Il apparait aujourd'hui dans les réflexions liées au virus du moment que la bonne santé du milieu, notamment notre environnement, semble être la meilleure profilaxie contre les proliférations épidémiques. Se situe-t-on dans ce cas de figure au niveau du nucléaire ?

Au vu des recherches menées dans les territoires contaminés suite à l'avarie qui s'est produite sur le réacteur n°4 de la centrale de Tchernobyl, on peut le craindre tant sur le plan de l'atteinte au milieu, avérée, que sur celui des proliférations épidémiques (d'ordre génétique) avérées également pour les petits rongeurs, oiseaux et autres organismes vivants moins visibles à l'œil nu qui ont fait l'objet d'études spécifiques. Sont concernées ici les études conduites sur les faibles doses et la chronicité de l'exposition qui restent balbutiantes à minima en matière de diffusion grand public.

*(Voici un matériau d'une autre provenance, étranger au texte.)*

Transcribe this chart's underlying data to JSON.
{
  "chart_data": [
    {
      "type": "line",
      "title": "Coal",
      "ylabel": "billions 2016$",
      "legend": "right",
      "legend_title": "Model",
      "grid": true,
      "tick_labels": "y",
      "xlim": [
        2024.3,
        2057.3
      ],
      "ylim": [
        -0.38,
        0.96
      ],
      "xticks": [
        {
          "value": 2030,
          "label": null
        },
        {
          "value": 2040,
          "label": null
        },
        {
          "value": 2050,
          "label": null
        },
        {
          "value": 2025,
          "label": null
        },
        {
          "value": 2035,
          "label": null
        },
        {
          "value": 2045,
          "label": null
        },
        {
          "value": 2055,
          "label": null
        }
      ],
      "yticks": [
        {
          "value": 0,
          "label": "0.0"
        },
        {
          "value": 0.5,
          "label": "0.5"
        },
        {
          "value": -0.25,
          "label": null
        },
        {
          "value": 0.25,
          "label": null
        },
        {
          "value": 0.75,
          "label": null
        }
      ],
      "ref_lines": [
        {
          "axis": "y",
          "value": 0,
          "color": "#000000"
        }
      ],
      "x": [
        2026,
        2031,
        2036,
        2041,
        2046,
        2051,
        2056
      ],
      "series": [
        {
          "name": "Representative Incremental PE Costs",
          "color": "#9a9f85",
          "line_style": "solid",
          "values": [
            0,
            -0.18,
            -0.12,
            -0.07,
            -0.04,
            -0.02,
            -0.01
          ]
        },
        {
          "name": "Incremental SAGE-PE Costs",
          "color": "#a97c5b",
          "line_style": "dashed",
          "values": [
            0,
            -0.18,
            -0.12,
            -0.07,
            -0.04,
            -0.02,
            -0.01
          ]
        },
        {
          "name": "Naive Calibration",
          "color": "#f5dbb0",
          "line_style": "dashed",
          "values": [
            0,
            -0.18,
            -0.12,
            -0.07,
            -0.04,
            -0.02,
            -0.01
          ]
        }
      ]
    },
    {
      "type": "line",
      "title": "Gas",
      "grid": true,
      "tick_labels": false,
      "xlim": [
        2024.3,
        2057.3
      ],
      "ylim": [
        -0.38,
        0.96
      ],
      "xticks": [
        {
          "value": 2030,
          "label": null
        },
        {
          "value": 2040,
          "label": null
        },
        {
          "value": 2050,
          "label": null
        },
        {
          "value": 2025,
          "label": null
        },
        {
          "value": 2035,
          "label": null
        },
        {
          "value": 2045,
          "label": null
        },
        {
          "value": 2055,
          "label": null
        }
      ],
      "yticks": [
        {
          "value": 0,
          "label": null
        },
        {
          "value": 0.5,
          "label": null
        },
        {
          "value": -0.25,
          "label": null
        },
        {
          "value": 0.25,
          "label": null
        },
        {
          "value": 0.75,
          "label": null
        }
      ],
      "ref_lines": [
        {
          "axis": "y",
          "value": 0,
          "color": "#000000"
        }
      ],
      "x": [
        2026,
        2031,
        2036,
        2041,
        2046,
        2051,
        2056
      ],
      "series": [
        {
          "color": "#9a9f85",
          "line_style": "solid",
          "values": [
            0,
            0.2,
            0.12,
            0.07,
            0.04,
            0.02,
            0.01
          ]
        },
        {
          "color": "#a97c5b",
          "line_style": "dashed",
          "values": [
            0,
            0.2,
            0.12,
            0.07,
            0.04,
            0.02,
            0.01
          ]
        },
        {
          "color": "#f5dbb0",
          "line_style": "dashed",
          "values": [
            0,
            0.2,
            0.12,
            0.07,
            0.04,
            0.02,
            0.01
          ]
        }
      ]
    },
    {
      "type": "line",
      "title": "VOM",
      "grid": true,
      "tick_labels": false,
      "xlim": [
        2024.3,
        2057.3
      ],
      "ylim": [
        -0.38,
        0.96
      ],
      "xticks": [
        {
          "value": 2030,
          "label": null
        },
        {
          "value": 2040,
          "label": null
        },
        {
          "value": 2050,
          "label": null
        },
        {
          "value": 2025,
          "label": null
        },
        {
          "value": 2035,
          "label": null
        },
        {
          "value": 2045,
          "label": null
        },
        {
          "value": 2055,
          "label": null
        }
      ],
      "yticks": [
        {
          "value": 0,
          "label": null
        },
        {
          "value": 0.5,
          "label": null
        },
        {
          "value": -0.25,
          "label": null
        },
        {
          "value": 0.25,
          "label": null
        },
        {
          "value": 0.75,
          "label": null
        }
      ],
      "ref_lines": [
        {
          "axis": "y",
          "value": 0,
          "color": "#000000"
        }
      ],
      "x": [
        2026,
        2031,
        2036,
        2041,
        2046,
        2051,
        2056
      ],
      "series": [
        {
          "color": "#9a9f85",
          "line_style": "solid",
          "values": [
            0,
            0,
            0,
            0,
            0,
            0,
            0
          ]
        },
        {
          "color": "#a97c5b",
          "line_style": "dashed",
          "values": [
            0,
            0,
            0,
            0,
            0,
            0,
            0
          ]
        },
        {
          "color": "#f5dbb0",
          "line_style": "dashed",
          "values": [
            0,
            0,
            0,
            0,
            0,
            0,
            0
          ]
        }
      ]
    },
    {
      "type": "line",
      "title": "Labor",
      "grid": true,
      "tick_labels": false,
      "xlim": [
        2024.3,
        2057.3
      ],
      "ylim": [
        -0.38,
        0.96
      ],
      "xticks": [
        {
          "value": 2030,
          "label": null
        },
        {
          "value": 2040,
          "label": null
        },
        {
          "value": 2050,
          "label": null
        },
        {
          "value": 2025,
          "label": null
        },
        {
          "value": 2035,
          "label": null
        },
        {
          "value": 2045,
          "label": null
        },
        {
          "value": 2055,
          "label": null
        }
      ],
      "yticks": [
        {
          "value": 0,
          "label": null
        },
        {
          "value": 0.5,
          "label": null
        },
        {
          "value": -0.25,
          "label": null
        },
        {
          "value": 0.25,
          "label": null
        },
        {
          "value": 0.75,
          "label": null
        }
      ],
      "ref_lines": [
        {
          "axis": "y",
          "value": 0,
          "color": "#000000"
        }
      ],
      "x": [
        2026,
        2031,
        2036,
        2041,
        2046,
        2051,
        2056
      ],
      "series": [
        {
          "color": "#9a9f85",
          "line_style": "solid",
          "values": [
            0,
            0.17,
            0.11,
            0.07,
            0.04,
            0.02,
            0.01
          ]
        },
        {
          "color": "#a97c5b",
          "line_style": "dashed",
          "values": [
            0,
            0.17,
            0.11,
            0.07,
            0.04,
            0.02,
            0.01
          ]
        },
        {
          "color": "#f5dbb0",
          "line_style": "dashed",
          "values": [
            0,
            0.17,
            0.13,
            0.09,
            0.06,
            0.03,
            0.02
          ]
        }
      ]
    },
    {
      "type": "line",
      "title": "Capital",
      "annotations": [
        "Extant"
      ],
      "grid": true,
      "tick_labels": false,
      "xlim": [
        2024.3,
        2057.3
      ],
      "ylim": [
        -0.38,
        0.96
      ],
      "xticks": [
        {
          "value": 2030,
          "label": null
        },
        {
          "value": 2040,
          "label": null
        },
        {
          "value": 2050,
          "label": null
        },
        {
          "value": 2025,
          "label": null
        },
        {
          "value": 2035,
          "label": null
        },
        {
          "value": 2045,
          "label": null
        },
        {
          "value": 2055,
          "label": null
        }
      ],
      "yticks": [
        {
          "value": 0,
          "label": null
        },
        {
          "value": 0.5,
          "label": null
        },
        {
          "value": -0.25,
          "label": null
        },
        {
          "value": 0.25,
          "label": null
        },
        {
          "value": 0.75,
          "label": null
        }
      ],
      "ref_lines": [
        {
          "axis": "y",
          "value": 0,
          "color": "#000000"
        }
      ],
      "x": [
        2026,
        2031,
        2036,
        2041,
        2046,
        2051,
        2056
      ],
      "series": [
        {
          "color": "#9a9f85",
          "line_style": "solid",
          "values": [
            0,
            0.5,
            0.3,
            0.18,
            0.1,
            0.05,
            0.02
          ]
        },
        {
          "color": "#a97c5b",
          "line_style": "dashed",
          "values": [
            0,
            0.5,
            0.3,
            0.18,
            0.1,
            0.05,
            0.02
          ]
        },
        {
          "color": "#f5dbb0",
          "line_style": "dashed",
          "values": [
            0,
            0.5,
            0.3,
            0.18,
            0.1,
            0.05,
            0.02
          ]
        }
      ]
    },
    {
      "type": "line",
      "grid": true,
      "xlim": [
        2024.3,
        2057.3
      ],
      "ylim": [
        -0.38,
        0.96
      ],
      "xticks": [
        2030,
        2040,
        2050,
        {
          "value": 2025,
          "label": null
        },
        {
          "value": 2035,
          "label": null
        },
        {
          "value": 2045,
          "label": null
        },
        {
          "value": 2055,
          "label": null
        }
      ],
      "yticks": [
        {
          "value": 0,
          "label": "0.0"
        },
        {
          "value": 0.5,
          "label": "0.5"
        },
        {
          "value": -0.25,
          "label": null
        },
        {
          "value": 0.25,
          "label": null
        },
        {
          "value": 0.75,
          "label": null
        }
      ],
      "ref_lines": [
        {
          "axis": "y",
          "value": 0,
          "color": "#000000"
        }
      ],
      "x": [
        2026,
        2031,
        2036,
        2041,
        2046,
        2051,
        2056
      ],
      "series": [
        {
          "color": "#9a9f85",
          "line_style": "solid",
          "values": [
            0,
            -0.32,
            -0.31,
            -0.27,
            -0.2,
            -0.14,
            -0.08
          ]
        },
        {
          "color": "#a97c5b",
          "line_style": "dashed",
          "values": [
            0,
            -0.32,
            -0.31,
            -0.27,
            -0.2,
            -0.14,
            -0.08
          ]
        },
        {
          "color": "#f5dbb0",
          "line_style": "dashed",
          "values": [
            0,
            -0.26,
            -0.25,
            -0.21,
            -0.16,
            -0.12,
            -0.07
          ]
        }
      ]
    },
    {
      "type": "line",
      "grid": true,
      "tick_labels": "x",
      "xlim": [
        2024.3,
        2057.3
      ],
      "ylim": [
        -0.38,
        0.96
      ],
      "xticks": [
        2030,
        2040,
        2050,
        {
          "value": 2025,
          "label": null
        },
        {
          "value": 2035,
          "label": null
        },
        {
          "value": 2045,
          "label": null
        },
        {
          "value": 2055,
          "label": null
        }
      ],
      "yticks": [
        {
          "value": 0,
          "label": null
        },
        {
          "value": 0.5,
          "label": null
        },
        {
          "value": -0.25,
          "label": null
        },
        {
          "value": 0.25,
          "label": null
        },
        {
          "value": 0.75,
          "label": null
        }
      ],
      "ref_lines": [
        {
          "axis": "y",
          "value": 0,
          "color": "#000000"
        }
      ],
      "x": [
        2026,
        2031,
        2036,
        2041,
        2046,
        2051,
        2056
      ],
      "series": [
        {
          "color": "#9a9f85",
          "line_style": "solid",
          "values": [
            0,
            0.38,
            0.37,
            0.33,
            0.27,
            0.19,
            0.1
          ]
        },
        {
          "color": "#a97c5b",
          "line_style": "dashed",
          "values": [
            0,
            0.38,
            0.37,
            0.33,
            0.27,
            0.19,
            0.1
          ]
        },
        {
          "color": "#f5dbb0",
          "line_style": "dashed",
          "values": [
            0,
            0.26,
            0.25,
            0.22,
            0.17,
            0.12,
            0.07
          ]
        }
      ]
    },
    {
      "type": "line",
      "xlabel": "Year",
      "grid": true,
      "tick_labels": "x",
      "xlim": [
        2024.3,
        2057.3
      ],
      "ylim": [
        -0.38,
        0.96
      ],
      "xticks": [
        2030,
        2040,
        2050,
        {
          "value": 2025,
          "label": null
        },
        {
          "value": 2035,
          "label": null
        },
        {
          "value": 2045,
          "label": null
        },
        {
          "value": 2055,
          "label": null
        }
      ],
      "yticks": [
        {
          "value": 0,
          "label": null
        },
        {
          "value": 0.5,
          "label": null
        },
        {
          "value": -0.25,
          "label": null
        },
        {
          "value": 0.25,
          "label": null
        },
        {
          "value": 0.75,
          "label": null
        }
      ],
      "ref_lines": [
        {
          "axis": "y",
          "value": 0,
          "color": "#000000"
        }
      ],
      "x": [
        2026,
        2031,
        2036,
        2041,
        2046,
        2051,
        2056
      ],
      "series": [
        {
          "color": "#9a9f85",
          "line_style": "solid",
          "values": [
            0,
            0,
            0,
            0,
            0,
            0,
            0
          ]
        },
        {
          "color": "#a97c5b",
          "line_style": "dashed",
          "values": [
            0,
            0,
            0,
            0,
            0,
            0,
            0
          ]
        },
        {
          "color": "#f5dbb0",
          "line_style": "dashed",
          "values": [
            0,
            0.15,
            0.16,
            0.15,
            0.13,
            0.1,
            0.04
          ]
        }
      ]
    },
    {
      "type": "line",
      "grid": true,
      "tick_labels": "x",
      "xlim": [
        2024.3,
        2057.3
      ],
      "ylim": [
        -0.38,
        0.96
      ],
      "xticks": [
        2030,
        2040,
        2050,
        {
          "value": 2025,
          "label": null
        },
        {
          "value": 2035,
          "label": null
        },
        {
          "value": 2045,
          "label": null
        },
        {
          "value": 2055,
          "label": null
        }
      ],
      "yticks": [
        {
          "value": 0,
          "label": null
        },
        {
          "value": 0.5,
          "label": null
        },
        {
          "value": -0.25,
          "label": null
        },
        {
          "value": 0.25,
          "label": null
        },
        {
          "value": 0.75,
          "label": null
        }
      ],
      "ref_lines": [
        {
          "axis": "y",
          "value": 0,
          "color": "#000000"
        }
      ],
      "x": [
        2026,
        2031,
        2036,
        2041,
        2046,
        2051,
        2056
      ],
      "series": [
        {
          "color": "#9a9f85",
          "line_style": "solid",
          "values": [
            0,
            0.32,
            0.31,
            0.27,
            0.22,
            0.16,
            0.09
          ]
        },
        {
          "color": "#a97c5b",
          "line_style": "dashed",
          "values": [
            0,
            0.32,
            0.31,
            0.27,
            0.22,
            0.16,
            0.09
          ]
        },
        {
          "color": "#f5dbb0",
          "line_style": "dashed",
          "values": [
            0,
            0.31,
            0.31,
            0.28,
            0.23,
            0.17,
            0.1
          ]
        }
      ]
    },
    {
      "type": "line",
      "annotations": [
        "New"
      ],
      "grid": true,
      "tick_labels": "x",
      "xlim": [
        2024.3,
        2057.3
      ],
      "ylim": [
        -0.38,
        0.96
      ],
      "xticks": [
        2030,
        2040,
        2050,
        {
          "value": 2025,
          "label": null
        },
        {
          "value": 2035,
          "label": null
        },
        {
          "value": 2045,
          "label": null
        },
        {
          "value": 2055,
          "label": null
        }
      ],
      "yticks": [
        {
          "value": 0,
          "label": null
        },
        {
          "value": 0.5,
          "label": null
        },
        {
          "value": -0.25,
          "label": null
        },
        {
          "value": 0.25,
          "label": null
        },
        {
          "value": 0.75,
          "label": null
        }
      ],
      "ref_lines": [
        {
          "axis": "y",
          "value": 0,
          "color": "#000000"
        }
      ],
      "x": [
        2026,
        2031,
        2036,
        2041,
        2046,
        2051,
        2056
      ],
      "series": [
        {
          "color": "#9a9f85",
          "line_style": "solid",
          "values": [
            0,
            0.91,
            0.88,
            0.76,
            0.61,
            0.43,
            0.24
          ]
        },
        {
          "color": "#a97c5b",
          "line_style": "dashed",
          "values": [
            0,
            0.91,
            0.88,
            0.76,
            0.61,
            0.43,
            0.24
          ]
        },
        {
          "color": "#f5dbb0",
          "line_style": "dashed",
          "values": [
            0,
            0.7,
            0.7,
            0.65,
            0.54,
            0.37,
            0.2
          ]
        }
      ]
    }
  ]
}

L'abaissement du niveau général de radioactivité a permis le développement de la « vie » sur notre planète. Si, à certains endroits elle reste naturellement assez élevée, notamment sur certains massifs montagneux, il est à noter l'indication statistique qui indique le surnombre de pathologies repérées comme induites par l'exposition à la radioactivité.

Est-il lucide, à partir de ces constats d'envisager d'en ajouter au milieu, en plus :

- des résidus des essais atomiques des premières années de cette brève histoire du nucléaire,

- des rejets autorisés (dont la gestion échappe à toute consultation du public) des installations civiles et militaires,

- des résidus miniers qui « crachent » et pour longtemps à la surface du globe où ils ont été ramenés et affectent le milieu aquatique,

- de la contamination issue d’accidents nucléaires...

Nous ne pouvons que louer l'intention affichée par la commission du débat public de mettre cette question des TFA et de seuils de libération sur la place publique. Reste celle qui concerne l'échelle où elle doit être posée : locale, nationale, internationale.

Est-il lucide, vues les connaissances et la méconnaissance sur ce sujet, de décider de déverser ces déchets dits TFA (comprendre avec un niveau de radioactivité inférieur à 1000Bq/kg) comme « on » le fit jadis en larguant en mer les déchets nucléaires au moment où les masses étaient très inférieures à celles qu'il convient de considérer aujourd'hui ?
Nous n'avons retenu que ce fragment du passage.